Fiducia: Faith as Trust
In Latin, fiducia means “reliance, trust, confidence.”5 This is faith as trust, in which a person puts his or her trust in something or someone.
A friend builds you a chair. He carefully designs the proportions, carves the pieces of wood, and painstakingly glues them all together. You may believe it looks like a chair and should function like a chair (faith as belief), but until you actually sit down, give it your full weight, and rely on it to hold you up, you have not put your trust in the chair—or your friend’s craftsmanship.
Faith as trust is where the rubber meets the road. It is where faith moves past mental assent and is lived out. With God, it means not simply saying that one believes he exists but trusting in that existence in such a way that one’s life is impacted.
This is the key difference between believing that something is true and believing in something. Believing in something or someone—in this case, God—is personal. It takes on a consequential dimension in our lives.
The Apostle Paul told early Christians, “If you declare with your mouth, ‘Jesus is Lord,’ and believe in your heart that God raised him from the dead, you will be saved.”6 It was extremely important that Christians believed that Jesus was the Messiah, had died for the sins of the world, and had been raised from the dead.

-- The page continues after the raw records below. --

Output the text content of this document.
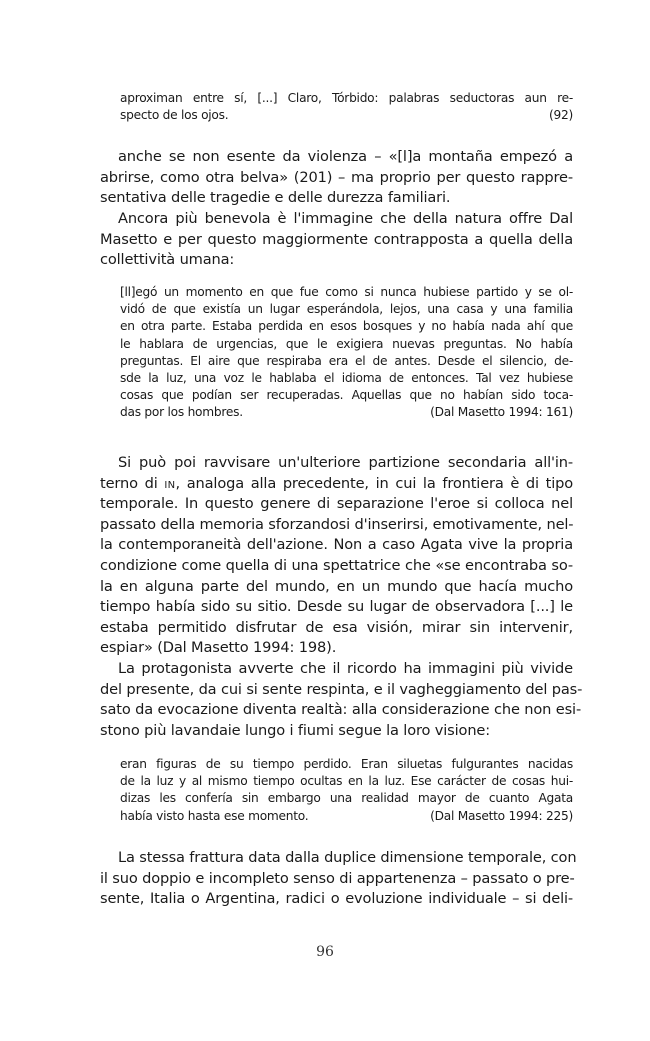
aproximan entre sí, [...] Claro, Tórbido: palabras seductoras aun re-
specto de los ojos.	(92)
anche se non esente da violenza – «[l]a montaña empezó a
abrirse, como otra belva» (201) – ma proprio per questo rappre-
sentativa delle tragedie e delle durezza familiari.
Ancora più benevola è l'immagine che della natura offre Dal
Masetto e per questo maggiormente contrapposta a quella della
collettività umana:
[ll]egó un momento en que fue como si nunca hubiese partido y se ol-
vidó de que existía un lugar esperándola, lejos, una casa y una familia
en otra parte. Estaba perdida en esos bosques y no había nada ahí que
le hablara de urgencias, que le exigiera nuevas preguntas. No había
preguntas. El aire que respiraba era el de antes. Desde el silencio, de-
sde la luz, una voz le hablaba el idioma de entonces. Tal vez hubiese
cosas que podían ser recuperadas. Aquellas que no habían sido toca-
das por los hombres.	(Dal Masetto 1994: 161)
Si può poi ravvisare un'ulteriore partizione secondaria all'in-
terno di in, analoga alla precedente, in cui la frontiera è di tipo
temporale. In questo genere di separazione l'eroe si colloca nel
passato della memoria sforzandosi d'inserirsi, emotivamente, nel-
la contemporaneità dell'azione. Non a caso Agata vive la propria
condizione come quella di una spettatrice che «se encontraba so-
la en alguna parte del mundo, en un mundo que hacía mucho
tiempo había sido su sitio. Desde su lugar de observadora [...] le
estaba permitido disfrutar de esa visión, mirar sin intervenir,
espiar» (Dal Masetto 1994: 198).
La protagonista avverte che il ricordo ha immagini più vivide
del presente, da cui si sente respinta, e il vagheggiamento del pas-
sato da evocazione diventa realtà: alla considerazione che non esi-
stono più lavandaie lungo i fiumi segue la loro visione:
eran figuras de su tiempo perdido. Eran siluetas fulgurantes nacidas
de la luz y al mismo tiempo ocultas en la luz. Ese carácter de cosas hui-
dizas les confería sin embargo una realidad mayor de cuanto Agata
había visto hasta ese momento.	(Dal Masetto 1994: 225)
La stessa frattura data dalla duplice dimensione temporale, con
il suo doppio e incompleto senso di appartenenza – passato o pre-
sente, Italia o Argentina, radici o evoluzione individuale – si deli-
96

But faith was more than just assenting to these truths. One had to “declare with your mouth, ‘Jesus is Lord.’” At first glance, this does not seem like a big deal. But in the Roman Empire, where everyone had to proclaim Caesar as Lord, this was blasphemy. It was not simply unpatriotic; it was grounds for execution. For early Christians, faith in God meant trusting in him for salvation in the face of very real trials and dangers.
The barrier to this kind of faith is anxiety and worry. But, for Christians, trusting in God means not worrying about the future. Life may spin out of our control, but we trust that God is still in ultimate control. This is why Jesus told his followers:
Therefore I tell you, do not worry about your life, what you will eat or drink; or about your body, what you will wear. Is not life more than food, and the body more than clothes? Look at the birds of the air; they do not sow or reap or store away in barns, and yet your heavenly Father feeds them. Are you not much more valuable than they? Can any one of you by worrying add a single hour to your life?7
Fidelitas: Faith as Faithfulness
The last kind of faith is fidelitas, which means “faithfulness, fidelity.”8 It carries the connotation of faithfulness in a relationship to another person. The most common application of this kind of faith is in marriage. When two people get married, they pledge their love, commitment, and faithfulness to one another, forsaking all others and becoming bound to only each other.
The immediate threat to fidelity is unfaithfulness or adultery. Adultery is often the manifestation of a simple drifting apart in the relationship, usually during difficult seasons. Many of the Old Testament prophets believed this is what happened when the people of Israel drifted away from God. The prophets likened them to adulterous wives or prostitutes.9 But God, they asserted, would be a faithful husband who would stay by their side “in sickness and in health.”10
Things Unseen
Faith has many dimensions. And of course, it’s risky. Nothing is guaranteed. One Bible writer described faith as “confidence in what we hope for and assurance about what we do not see.”11
Whether you are pursuing faith as belief, trust, or faithfulness, may you hold out hope that both the journey and destination are worth it.